The Free Software foundation Europe announced this wonderful campaign on their website.
Android is a mostly free operating system mainly developed by Google. Unfortunately, the drivers for most devices and most applications from the “market” are not free (as in free speech, not free beer). They frequently work against the interest of the users, spy on them and sometimes cannot even be removed. This campaign can help you to regain control of your Android device and your data. It collects information about running an Android system as free as possible and tries to coordinate the efforts in this area.
The campaign wants to liberate our phone on two levels. For the Android OS, the campaign recommends us to use Replicant OS, which is based on Android and is completely free. However, Replicant OS has minimal device support. Alternatively, we can use CyanogenMod, which is supported by many more devices.

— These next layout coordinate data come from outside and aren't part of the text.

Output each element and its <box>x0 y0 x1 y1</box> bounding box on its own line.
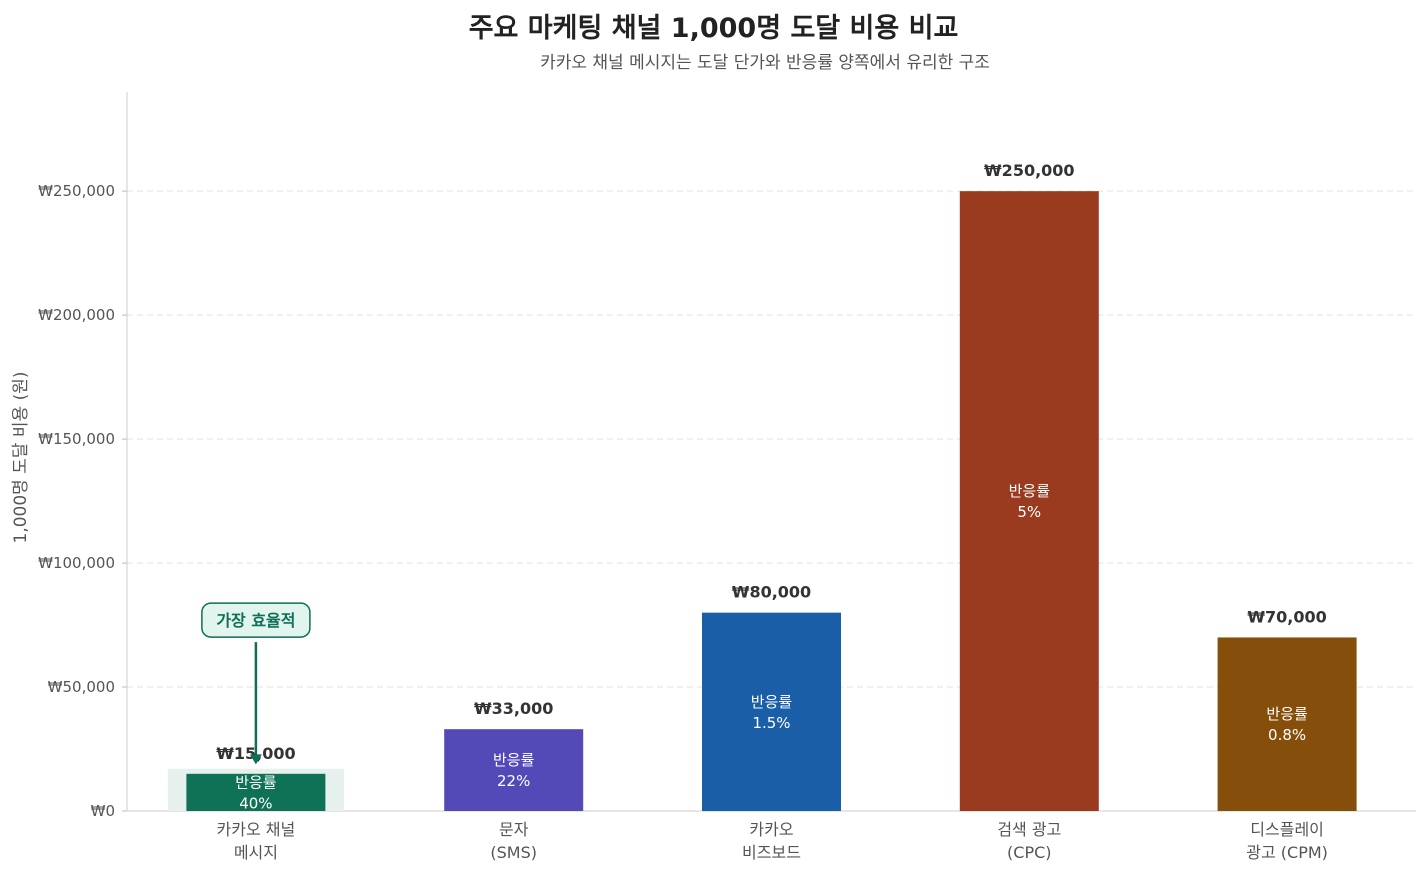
y-axis-label: 1,000명 도달 비용 (원) <box>11 372 31 544</box>
response-rate-value: 5% <box>1017 503 1041 521</box>
y-tick-label: ₩150,000 <box>38 430 115 448</box>
category-label: 문자 <box>499 820 529 839</box>
category-label: 비즈보드 <box>742 843 801 862</box>
annotation-arrow-head <box>249 754 262 765</box>
response-rate-value: 0.8% <box>1268 726 1306 744</box>
chart-title: 주요 마케팅 채널 1,000명 도달 비용 비교 <box>468 13 959 44</box>
response-rate-title: 반응률 <box>493 751 535 769</box>
bar-value-label: ₩80,000 <box>732 583 811 602</box>
chart-subtitle: 카카오 채널 메시지는 도달 단가와 반응률 양쪽에서 유리한 구조 <box>540 53 990 73</box>
y-tick-label: ₩50,000 <box>48 678 115 696</box>
bar <box>702 612 841 811</box>
bar <box>959 191 1099 811</box>
response-rate-title: 반응률 <box>751 693 793 711</box>
category-label: (CPC) <box>1007 843 1051 862</box>
response-rate-title: 반응률 <box>1266 705 1308 723</box>
category-label: 광고 (CPM) <box>1246 843 1328 862</box>
y-tick-label: ₩0 <box>91 802 115 820</box>
bar <box>186 773 326 811</box>
category-label: 디스플레이 <box>1250 820 1324 839</box>
bar-value-label: ₩70,000 <box>1247 607 1326 626</box>
bar <box>444 729 584 811</box>
response-rate-value: 40% <box>239 794 272 812</box>
response-rate-title: 반응률 <box>235 773 277 791</box>
bar <box>1217 637 1357 811</box>
category-label: 카카오 채널 <box>217 820 296 839</box>
category-label: 카카오 <box>749 820 793 839</box>
y-tick-label: ₩100,000 <box>38 554 115 572</box>
response-rate-value: 22% <box>497 772 530 790</box>
annotation-label: 가장 효율적 <box>216 611 295 630</box>
response-rate-value: 1.5% <box>752 714 790 732</box>
category-label: (SMS) <box>490 843 537 862</box>
bar-value-label: ₩33,000 <box>474 699 553 718</box>
response-rate-title: 반응률 <box>1009 482 1051 500</box>
y-tick-label: ₩200,000 <box>38 306 115 324</box>
category-label: 메시지 <box>234 843 278 862</box>
category-label: 검색 광고 <box>997 820 1061 839</box>
bar-value-label: ₩250,000 <box>984 161 1075 180</box>
annotation-box <box>201 602 311 638</box>
y-tick-label: ₩250,000 <box>38 182 115 200</box>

To liberate our apps, the campaign points us to the F-Droid project, which is a repository for free apps without any proprietary code. The Android project has been touted as being open-source and free. However, the ground reality is that handset manufacturers do not give back their codes on time, and many proprietary apps run on Android without people knowing their inner technicalities and operations. It is only when someone looks for the pin in the haystack, that apps like CarrierIQ are discovered.
Even if this campaign does not succeed in “liberating” Android initially, it will create some awareness about the limited amount of control that Android users enjoy on their mobile devices. Nonetheless, this is a good beginning.